One of the really cool things that they have at the Henry Ford museum in Dearborn, Michigan, is the bus on which Rosa Parks took her famous stand. Or sit, rather.
Yesterday, President Barack Obama, another African American to break down barriers and make history, sat on that same bus and was photographed by White House photographer Pete Souza:
How cool is that?
Later that evening at a private fundraiser, the President said:
I actually had the chance to sit in Rosa Parks’ bus. I just sat there for a moment and pondered the courage and tenacity that is part of our very recent history, but is also a part of that long line of folks — sometimes nameless, oftentimes didn’t make the history books — but who constantly insisted on their dignity, their stake in the American Dream.

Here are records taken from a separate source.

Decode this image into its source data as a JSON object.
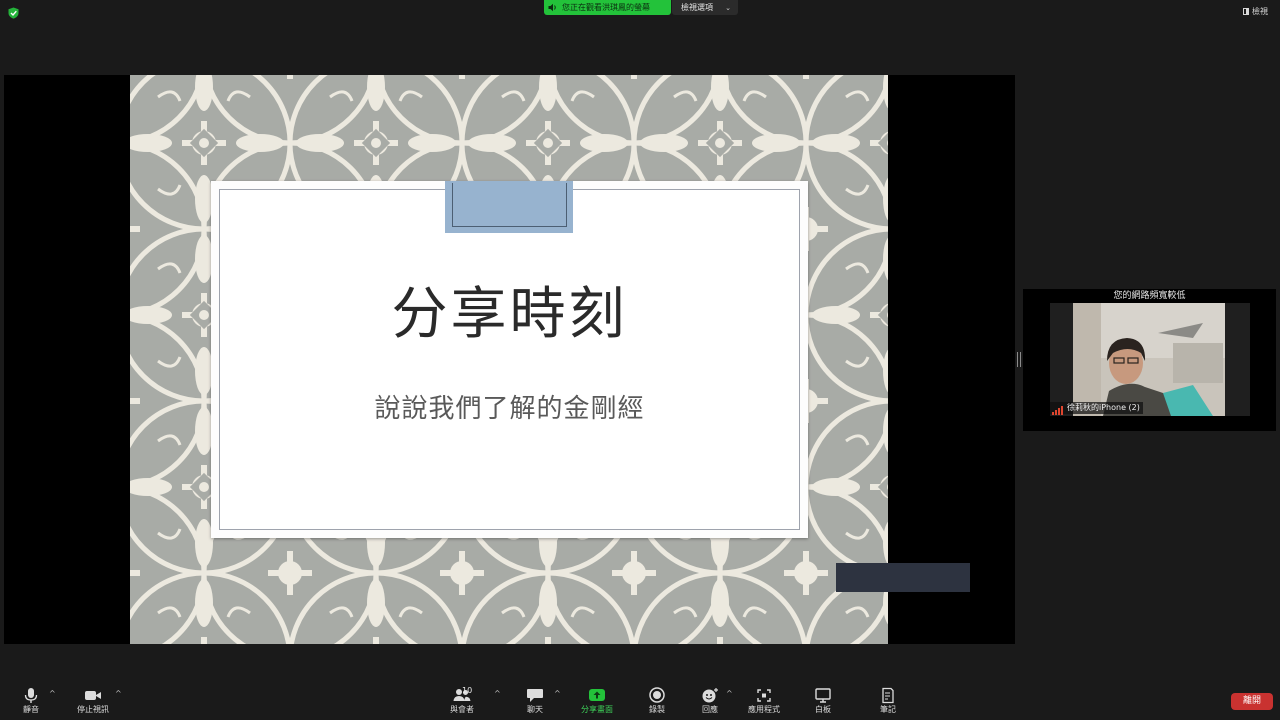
{
  "top_bar": {
    "viewing_banner": "您正在觀看洪琪鳳的螢幕",
    "view_options_label": "檢視選項",
    "view_button_label": "檢視"
  },
  "slide": {
    "title": "分享時刻",
    "subtitle": "說說我們了解的金剛經"
  },
  "participant_panel": {
    "network_warning": "您的網路頻寬較低",
    "participant_name": "徐莉秋的iPhone (2)"
  },
  "toolbar": {
    "mute_label": "靜音",
    "stop_video_label": "停止視訊",
    "participants_label": "與會者",
    "participants_count": "10",
    "chat_label": "聊天",
    "share_screen_label": "分享畫面",
    "record_label": "錄製",
    "reactions_label": "回應",
    "apps_label": "應用程式",
    "whiteboard_label": "白板",
    "notes_label": "筆記",
    "end_label": "離開"
  },
  "colors": {
    "share_green": "#23c23a",
    "end_red": "#c93230",
    "slide_tab_blue": "#97b3cf"
  },
  "icons": [
    "shield-check-icon",
    "speaker-icon",
    "chevron-down-icon",
    "grid-view-icon",
    "signal-bars-icon",
    "microphone-icon",
    "video-camera-icon",
    "participants-icon",
    "chat-bubble-icon",
    "share-screen-arrow-icon",
    "record-icon",
    "reaction-smile-icon",
    "apps-icon",
    "whiteboard-icon",
    "notes-icon"
  ]
}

By the way, that bus has an interesting story after its day in history:
The Henry Ford Museum acquired the bus in 2001 from an online auction, and has displayed it ever since. Before the museum acquired it, the bus had been sitting in the backyard of a Montgomery resident who purchased it from the Montgomery City Bus Lines Resident in the 1970s.
Historians were able to verify that it was the same bus where Parks refused to give up her seat — and was subsequently arrested — by using the serial number and coach identification number.
Parks settled in Detroit after the Montgomery Bus Boycotts and lived in the city until her death in 2005.